The most common passwords of 2024
It’s that time of the year again. NordPass has released a report of this year’s most commonly used passwords.
- 123456
- 123456789
- 12345678
- password
- qwerty123
- qwerty1
- 111111
- 12345
- secret
- 123123
Those are the top ten. A lot of the remaining two hundred common passwords follow similar patterns, along with some common people’s names (e.g., “Daniel” and “Jennifer” but in all lowercase), names of cities and countries, a few sports and movies.
Almost all of the top 200 passwords can be cracked in less than a second. The 109th most common password, “woaini” (“wǒ ài nǐ”, the pinyin romanization of “我愛你”, minus the spaces and diacritics) fares a little better: it can be cracked in two minutes.
NordPass also compiled the list of the two hundred most common passwords in corporate contexts. That list is very similar.
Somewhere in the list I saw “cambiami”, Italian for “change me.” Presumably the user intended to change that password to something that takes longer than five seconds to crack, just never got around to it.

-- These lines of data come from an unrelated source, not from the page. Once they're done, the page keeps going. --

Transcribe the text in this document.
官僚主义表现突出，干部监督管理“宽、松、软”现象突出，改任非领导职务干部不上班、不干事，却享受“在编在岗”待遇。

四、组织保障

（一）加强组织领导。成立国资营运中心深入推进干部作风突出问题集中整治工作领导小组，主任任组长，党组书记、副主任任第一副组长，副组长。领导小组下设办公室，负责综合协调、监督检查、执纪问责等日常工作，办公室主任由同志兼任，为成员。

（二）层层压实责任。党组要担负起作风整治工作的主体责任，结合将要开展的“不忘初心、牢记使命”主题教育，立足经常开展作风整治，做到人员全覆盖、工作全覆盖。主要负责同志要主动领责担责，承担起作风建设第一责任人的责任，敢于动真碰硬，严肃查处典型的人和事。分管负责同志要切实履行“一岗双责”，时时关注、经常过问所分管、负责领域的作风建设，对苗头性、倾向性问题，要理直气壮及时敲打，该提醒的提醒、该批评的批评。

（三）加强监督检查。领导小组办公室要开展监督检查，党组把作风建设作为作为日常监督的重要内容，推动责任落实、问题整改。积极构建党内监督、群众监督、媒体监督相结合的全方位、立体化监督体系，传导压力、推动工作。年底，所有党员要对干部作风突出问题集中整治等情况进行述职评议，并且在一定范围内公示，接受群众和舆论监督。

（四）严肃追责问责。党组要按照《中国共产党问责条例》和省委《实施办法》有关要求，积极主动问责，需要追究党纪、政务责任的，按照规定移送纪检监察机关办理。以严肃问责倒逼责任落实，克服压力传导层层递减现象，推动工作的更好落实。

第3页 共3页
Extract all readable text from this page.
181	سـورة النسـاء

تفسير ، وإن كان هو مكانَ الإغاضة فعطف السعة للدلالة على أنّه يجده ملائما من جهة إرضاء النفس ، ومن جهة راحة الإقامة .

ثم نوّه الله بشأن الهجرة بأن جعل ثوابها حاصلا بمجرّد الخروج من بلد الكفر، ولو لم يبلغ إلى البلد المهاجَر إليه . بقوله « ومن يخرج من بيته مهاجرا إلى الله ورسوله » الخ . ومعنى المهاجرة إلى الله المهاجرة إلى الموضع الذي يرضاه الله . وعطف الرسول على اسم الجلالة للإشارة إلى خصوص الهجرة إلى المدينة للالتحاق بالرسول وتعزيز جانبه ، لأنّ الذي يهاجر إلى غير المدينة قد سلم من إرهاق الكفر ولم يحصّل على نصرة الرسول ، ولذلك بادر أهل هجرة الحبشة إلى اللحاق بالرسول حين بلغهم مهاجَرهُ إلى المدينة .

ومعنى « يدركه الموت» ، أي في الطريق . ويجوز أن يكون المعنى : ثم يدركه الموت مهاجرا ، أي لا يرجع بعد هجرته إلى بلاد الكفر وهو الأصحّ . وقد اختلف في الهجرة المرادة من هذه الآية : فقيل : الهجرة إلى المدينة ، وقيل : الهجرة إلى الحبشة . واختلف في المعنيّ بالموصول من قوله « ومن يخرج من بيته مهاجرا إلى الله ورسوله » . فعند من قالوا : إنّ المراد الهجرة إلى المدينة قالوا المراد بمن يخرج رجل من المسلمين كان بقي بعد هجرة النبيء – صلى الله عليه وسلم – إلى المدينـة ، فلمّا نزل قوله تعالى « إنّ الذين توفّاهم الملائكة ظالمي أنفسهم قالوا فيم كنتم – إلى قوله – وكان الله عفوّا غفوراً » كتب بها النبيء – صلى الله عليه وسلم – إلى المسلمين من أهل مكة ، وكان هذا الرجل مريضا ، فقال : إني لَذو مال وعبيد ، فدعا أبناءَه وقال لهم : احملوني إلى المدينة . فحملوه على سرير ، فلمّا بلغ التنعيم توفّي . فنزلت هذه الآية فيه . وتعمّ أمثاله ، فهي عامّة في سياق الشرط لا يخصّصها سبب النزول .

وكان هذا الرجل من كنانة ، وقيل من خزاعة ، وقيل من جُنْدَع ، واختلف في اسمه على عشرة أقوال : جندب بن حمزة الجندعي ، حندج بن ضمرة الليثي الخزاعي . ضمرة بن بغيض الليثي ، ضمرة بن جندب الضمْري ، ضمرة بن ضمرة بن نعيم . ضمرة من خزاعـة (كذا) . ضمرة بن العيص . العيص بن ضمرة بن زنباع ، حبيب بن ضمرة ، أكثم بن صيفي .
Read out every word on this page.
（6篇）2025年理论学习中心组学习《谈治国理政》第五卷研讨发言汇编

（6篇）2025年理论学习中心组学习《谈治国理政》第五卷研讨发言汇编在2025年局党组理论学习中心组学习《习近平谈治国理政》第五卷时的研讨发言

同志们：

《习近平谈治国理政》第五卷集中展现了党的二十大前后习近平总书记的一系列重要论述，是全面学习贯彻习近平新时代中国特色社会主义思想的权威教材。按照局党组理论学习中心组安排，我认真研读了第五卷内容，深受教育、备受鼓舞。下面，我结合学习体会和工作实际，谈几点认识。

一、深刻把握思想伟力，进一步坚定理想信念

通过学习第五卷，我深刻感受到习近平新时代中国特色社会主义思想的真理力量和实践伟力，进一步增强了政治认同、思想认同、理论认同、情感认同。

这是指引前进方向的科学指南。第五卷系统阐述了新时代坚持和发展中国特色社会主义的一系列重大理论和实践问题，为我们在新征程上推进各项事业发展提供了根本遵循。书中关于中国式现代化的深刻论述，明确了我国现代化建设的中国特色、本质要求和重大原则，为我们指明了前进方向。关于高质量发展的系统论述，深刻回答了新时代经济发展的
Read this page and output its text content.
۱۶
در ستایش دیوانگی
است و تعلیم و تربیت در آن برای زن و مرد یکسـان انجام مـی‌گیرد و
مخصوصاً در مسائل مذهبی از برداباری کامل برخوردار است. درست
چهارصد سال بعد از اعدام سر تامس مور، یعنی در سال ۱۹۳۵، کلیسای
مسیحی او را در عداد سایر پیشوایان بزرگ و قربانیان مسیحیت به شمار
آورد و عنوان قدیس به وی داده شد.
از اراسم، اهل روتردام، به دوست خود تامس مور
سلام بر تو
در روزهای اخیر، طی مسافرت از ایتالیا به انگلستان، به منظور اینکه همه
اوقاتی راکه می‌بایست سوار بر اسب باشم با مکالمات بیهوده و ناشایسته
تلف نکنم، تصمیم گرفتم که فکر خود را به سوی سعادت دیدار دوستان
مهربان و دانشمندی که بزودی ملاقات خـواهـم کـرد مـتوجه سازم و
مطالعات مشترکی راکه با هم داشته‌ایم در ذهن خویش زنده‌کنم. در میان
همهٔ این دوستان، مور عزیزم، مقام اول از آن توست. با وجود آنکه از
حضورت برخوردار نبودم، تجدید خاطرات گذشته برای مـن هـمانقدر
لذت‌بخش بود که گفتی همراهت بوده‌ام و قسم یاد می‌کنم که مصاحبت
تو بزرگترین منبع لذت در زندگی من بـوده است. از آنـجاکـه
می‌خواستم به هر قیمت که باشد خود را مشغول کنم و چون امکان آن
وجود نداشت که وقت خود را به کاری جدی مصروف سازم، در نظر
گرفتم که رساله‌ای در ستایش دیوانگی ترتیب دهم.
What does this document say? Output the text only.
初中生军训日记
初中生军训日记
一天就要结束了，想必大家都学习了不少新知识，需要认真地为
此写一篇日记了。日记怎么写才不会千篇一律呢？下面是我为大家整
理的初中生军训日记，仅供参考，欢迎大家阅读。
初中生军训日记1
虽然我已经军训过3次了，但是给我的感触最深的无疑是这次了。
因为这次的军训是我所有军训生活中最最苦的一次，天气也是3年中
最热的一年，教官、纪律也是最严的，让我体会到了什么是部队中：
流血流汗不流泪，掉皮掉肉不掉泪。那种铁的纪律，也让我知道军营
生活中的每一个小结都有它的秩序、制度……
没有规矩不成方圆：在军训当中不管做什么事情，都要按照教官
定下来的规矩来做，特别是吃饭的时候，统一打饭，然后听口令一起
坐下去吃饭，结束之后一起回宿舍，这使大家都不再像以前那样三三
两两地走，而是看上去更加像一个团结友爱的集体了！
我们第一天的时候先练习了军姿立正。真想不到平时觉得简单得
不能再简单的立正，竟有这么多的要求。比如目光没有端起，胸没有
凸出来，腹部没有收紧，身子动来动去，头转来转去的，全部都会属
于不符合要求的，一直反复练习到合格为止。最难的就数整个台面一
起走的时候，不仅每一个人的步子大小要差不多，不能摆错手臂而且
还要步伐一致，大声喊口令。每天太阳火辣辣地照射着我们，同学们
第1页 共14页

There’s not much reason for such unsafe passwords anymore. The major Web browsers, like Mozilla Firefox and Apple Safari, can create strong passwords for you, such “we^Wgv87if$s466ljk*((l”, and then fill those in for you when appropriate.
Even if you don’t see your password in any list of common passwords, your account could still be in danger if it lacks unexpected character combinations.
Security.org provides a tool that you can use to compare passwords like “qWerty” — crackable in milliseconds — to passwords like “^^pvhrmud6M3fkvsj” — which would theoretically take 93 trillion years to crack. By the way, the tool says “wǒàinǐ” would take eight hours to crack.
So if one of your passwords looks similar to one of these examples, a change might be in order, especially if it’s for something important, like your credit card account website.